ISIS claimed credit for both the Paris and Brussels terror attacks.

Abdeslam is accused of being part of the Paris terror team but is alleged to have abandoned his mission – and his suicide vest – and fled to Belgium, where he began cultivating a new terror cell.

But any plans Abdeslam had of participating in a second attack vanished when police captured him on Friday. It’s thought that Abdeslam’s arrest led the eventual Brussels attackers to speed up their attack plans, resulting in Tuesday’s carnage at Zaventem Airport and inside the Maelbeek metro station.

Officials have identified three of the attackers who carried out Tuesday’s bombings and believe two other possible accomplices – as yet unidentified – may be on the run.

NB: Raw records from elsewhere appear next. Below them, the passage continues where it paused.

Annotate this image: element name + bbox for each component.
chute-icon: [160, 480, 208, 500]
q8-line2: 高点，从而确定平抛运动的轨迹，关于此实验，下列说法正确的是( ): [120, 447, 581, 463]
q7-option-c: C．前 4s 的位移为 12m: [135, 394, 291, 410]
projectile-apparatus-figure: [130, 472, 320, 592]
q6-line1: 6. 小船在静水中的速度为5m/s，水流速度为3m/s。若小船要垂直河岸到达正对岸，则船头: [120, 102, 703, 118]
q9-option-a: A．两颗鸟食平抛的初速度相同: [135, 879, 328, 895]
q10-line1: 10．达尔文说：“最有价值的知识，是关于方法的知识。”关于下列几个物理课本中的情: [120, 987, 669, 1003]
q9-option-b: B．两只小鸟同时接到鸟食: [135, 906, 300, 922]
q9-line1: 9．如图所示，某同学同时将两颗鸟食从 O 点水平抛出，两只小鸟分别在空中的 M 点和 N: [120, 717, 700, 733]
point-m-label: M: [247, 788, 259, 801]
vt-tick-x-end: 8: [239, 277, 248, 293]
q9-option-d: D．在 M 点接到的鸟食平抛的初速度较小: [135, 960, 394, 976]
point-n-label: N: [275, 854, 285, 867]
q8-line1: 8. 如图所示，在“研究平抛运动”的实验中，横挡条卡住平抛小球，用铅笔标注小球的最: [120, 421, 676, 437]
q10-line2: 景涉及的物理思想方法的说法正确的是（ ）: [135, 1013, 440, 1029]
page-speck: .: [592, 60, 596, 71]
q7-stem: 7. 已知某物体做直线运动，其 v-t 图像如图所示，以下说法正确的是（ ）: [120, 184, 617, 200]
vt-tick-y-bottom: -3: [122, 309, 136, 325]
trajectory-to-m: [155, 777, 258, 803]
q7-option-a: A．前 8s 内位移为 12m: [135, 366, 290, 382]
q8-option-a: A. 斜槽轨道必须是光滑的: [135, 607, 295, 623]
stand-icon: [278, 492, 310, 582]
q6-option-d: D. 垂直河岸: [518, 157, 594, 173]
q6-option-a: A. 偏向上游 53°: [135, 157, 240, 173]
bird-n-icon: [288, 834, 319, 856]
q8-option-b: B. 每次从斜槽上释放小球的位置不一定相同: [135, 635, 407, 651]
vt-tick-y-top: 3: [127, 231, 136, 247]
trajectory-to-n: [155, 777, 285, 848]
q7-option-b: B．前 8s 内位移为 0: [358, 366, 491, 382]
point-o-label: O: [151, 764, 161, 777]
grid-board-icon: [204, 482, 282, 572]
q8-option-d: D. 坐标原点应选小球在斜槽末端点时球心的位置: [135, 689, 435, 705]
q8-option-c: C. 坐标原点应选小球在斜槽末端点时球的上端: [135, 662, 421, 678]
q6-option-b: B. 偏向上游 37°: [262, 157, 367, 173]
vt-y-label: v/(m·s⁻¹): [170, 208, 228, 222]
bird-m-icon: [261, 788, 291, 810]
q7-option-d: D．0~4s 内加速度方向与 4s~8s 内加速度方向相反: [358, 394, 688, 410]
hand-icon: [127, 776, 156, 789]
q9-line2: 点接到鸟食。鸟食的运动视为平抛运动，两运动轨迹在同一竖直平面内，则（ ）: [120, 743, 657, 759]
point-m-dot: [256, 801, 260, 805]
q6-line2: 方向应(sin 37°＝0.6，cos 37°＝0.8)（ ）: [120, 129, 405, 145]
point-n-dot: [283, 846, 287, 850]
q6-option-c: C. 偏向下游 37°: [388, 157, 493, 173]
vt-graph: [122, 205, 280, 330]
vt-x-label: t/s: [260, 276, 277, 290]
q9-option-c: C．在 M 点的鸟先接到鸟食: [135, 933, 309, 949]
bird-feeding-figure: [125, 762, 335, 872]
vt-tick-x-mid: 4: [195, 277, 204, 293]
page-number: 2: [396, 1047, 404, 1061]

Abdeslam’s lawyer, Sven Mary, said Abdeslam would not fight extradition to France, saying his client “wanted to explain himself in France.”

The mass shooting/bombing plot may have been just one of several abandoned plans considered by the Brussels cell.

Two of the brothers identified in Tuesday's attacks — Ibrahim and Khalid El-Bakraoui — allegedly planted a camera outside a Belgian nuclear official's house and spied on the man, according to multiple reports. Experts have speculated the men could have been seeking to try to procure materials to build a so-called “dirty bomb.”

About 10 hours of footage was recovered by authorities in raids following the Paris attacks, leading to increased security around Belgium's Tihange and Doel nuclear plants.